Kebenaran Milik Siapa?
VIVA Jogja - Apa itu kebenaran? Dalam filsafat, pertanyaan ini bukan hanya soal definisi, melainkan pangkal dari pencarian manusia terhadap makna dan realitas. Aristoteles menyatakan, kebenaran adalah kesesuaian antara apa yang dikatakan dengan kenyataan. Kant menyebutnya sebagai keselarasan antara pengetahuan dan objek. Sementara Descartes justru memulainya dari keraguan: kebenaran harus lahir dari proses berpikir yang kritis dan tak menerima begitu saja.
Socrates, dengan keteguhan dialektiknya, percaya bahwa kebenaran tidak bisa diwariskan oleh kekuasaan atau mayoritas. Ia harus lahir dari dialog yang jujur, dari keberanian untuk bertanya dan mendengarkan. Bagi Plato, kebenaran berakar pada struktur metafisis dunia: sesuatu yang lebih tinggi dari persepsi manusia biasa.

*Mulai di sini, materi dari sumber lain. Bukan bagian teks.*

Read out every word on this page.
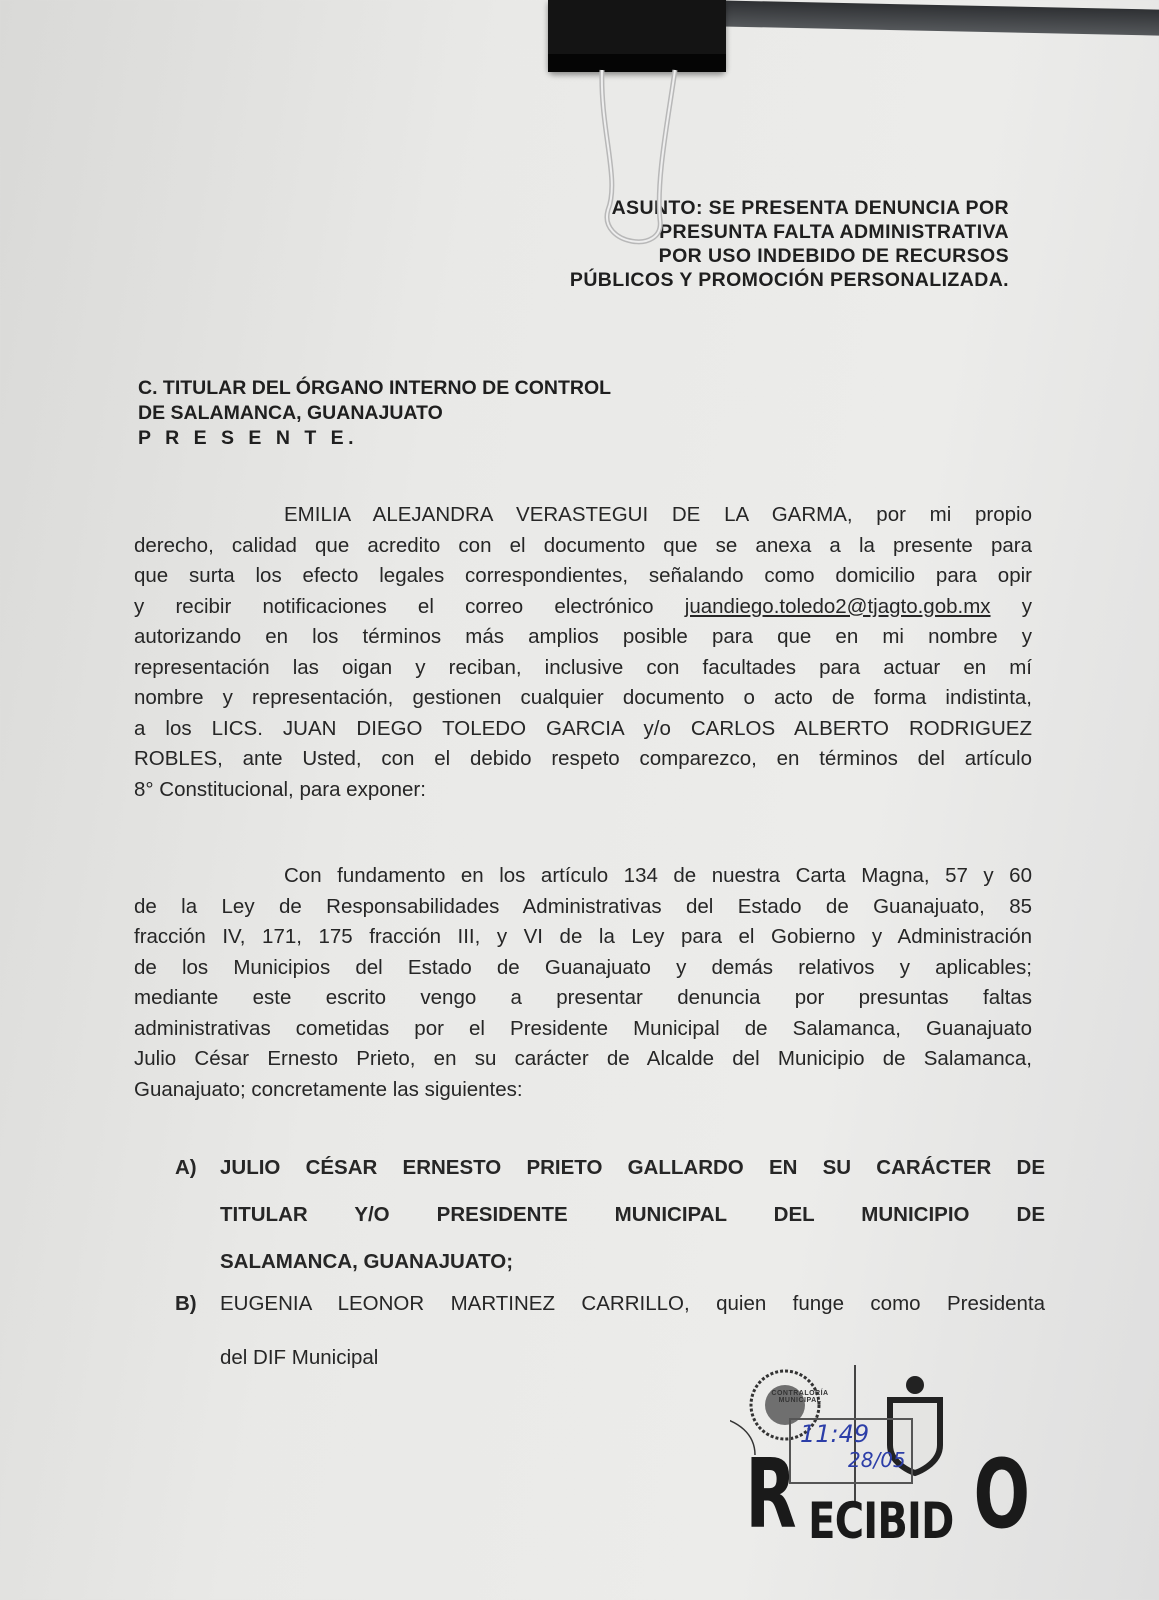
ASUNTO: SE PRESENTA DENUNCIA POR
PRESUNTA FALTA ADMINISTRATIVA
POR USO INDEBIDO DE RECURSOS
PÚBLICOS Y PROMOCIÓN PERSONALIZADA.
C. TITULAR DEL ÓRGANO INTERNO DE CONTROL
DE SALAMANCA, GUANAJUATO
P R E S E N T E.
EMILIA ALEJANDRA VERASTEGUI DE LA GARMA, por mi propio
derecho, calidad que acredito con el documento que se anexa a la presente para
que surta los efecto legales correspondientes, señalando como domicilio para opir
y recibir notificaciones el correo electrónico juandiego.toledo2@tjagto.gob.mx y
autorizando en los términos más amplios posible para que en mi nombre y
representación las oigan y reciban, inclusive con facultades para actuar en mí
nombre y representación, gestionen cualquier documento o acto de forma indistinta,
a los LICS. JUAN DIEGO TOLEDO GARCIA y/o CARLOS ALBERTO RODRIGUEZ
ROBLES, ante Usted, con el debido respeto comparezco, en términos del artículo
8° Constitucional, para exponer:
Con fundamento en los artículo 134 de nuestra Carta Magna, 57 y 60
de la Ley de Responsabilidades Administrativas del Estado de Guanajuato, 85
fracción IV, 171, 175 fracción III, y VI de la Ley para el Gobierno y Administración
de los Municipios del Estado de Guanajuato y demás relativos y aplicables;
mediante este escrito vengo a presentar denuncia por presuntas faltas
administrativas cometidas por el Presidente Municipal de Salamanca, Guanajuato
Julio César Ernesto Prieto, en su carácter de Alcalde del Municipio de Salamanca,
Guanajuato; concretamente las siguientes:
A) JULIO CÉSAR ERNESTO PRIETO GALLARDO EN SU CARÁCTER DE
TITULAR Y/O PRESIDENTE MUNICIPAL DEL MUNICIPIO DE
SALAMANCA, GUANAJUATO;
B) EUGENIA LEONOR MARTINEZ CARRILLO, quien funge como Presidenta
del DIF Municipal
CONTRALORÍA MUNICIPAL
R ECIBID O
11:49
28/05
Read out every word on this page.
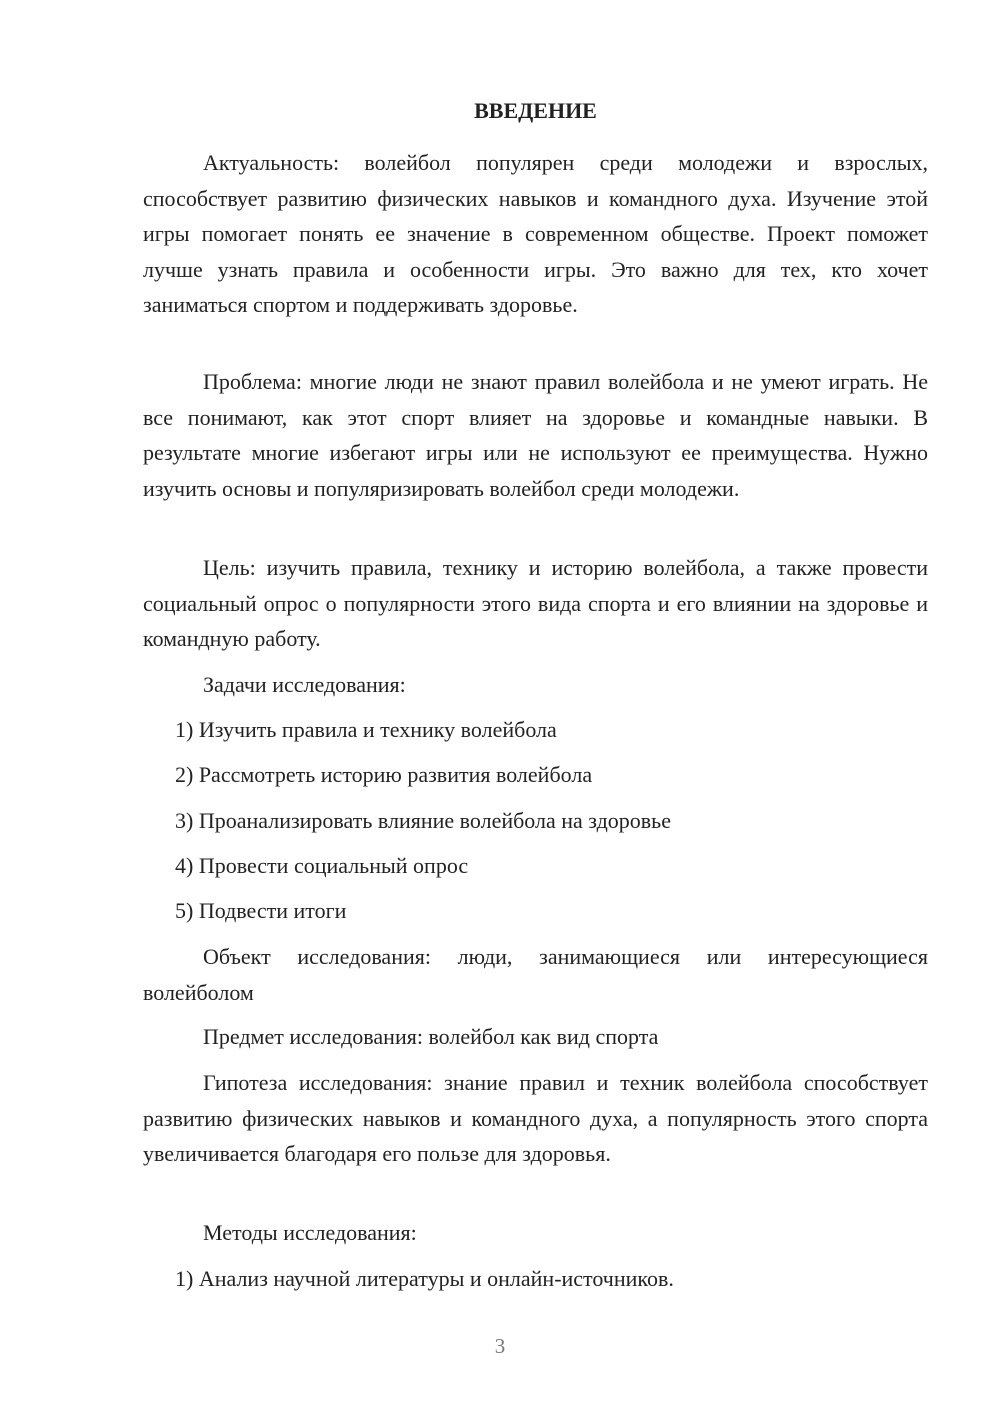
ВВЕДЕНИЕ

Актуальность: волейбол популярен среди молодежи и взрослых, способствует развитию физических навыков и командного духа. Изучение этой игры помогает понять ее значение в современном обществе. Проект поможет лучше узнать правила и особенности игры. Это важно для тех, кто хочет заниматься спортом и поддерживать здоровье.

Проблема: многие люди не знают правил волейбола и не умеют играть. Не все понимают, как этот спорт влияет на здоровье и командные навыки. В результате многие избегают игры или не используют ее преимущества. Нужно изучить основы и популяризировать волейбол среди молодежи.

Цель: изучить правила, технику и историю волейбола, а также провести социальный опрос о популярности этого вида спорта и его влиянии на здоровье и командную работу.

Задачи исследования:

1) Изучить правила и технику волейбола

2) Рассмотреть историю развития волейбола

3) Проанализировать влияние волейбола на здоровье

4) Провести социальный опрос

5) Подвести итоги

Объект исследования: люди, занимающиеся или интересующиеся волейболом

Предмет исследования: волейбол как вид спорта

Гипотеза исследования: знание правил и техник волейбола способствует развитию физических навыков и командного духа, а популярность этого спорта увеличивается благодаря его пользе для здоровья.

Методы исследования:

1) Анализ научной литературы и онлайн-источников.

3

Namun, filsafat tidak berhenti di ruang kelas. Hari-hari ini, kita menyaksikan pertarungan tentang kebenaran terjadi di panggung politik, media sosial, bahkan ruang laboratorium forensik.
Nama Roy Suryo kembali muncul ke publik, kali ini meragukan hasil uji forensik ijazah Presiden Jokowi yang dinyatakan asli oleh Bareskrim Polri. Menurut Roy dan koleganya, Rismon Sianipar, kebenaran itu belum sah karena mereka tidak melihat ijazah aslinya.
Rismon, yang mengaku menganalisis skripsi Jokowi hingga ke detail jenis font, menyimpulkan bahwa dokumen tersebut tidak mungkin berasal dari tahun 1985.
Baginya, fakta harus sesuai dengan jejak digital dan bukti teknologi pada masa itu. Jika tidak, maka sesuatu menjadi tidak benar. Ia bahkan menyatakan "100 miliar persen" skripsi itu palsu. Klaim yang bukan hanya berani, tetapi juga mencolok secara retoris.
Di sisi lain, Bareskrim Polri dan UGM menyatakan bahwa ijazah tersebut otentik dan identik dengan milik tiga rekan seangkatan Jokowi. Institusi negara telah bicara, namun sebagian orang memilih tidak percaya.
Lalu, kita kembali pada pertanyaan tadi: kebenaran milik siapa? Apakah ia milik lembaga resmi? Milik akademisi? Milik publik yang gaduh di dunia maya? Ataukah milik individu yang mengaku punya metode analisis lebih tajam dari alat negara?
Di era digital ini, kebenaran tampak semakin cair. Apa yang dianggap sah hari ini bisa dibantah esok hari dengan bukti baru—atau narasi baru. Fakta bukan lagi sekadar soal data, tetapi juga soal siapa yang menyampaikannya, di mana ia disampaikan, dan siapa yang mempercayainya.
Jika Descartes hidup hari ini, mungkin ia akan berkata: aku ragu karena aku berselancar di internet. Dan jika Socrates menonton YouTube, ia akan bertanya, "Apakah kamu benar-benar tahu, atau kamu hanya percaya karena banyak yang berkata begitu?"
Ini bukan tentang membela atau menggugat satu pihak. Ini tentang menyadari bahwa dalam dunia yang penuh suara dan klaim, kita harus lebih jujur pada satu hal: kebenaran tidak otomatis menjadi milik siapa pun. Ia harus diperjuangkan, diuji, dikritisi, bahkan disangkal—hingga akhirnya menemukan bentuk yang paling mendekati keadilan dan akal sehat.
Dan barangkali, dalam dunia yang retoris dan penuh citra seperti sekarang, kebenaran sejati bukan hanya soal isi, tapi juga soal niat. Maka, pertanyaan yang lebih dalam bukan lagi "Kebenaran milik siapa?" melainkan: siapa yang sungguh-sungguh mencari kebenaran itu?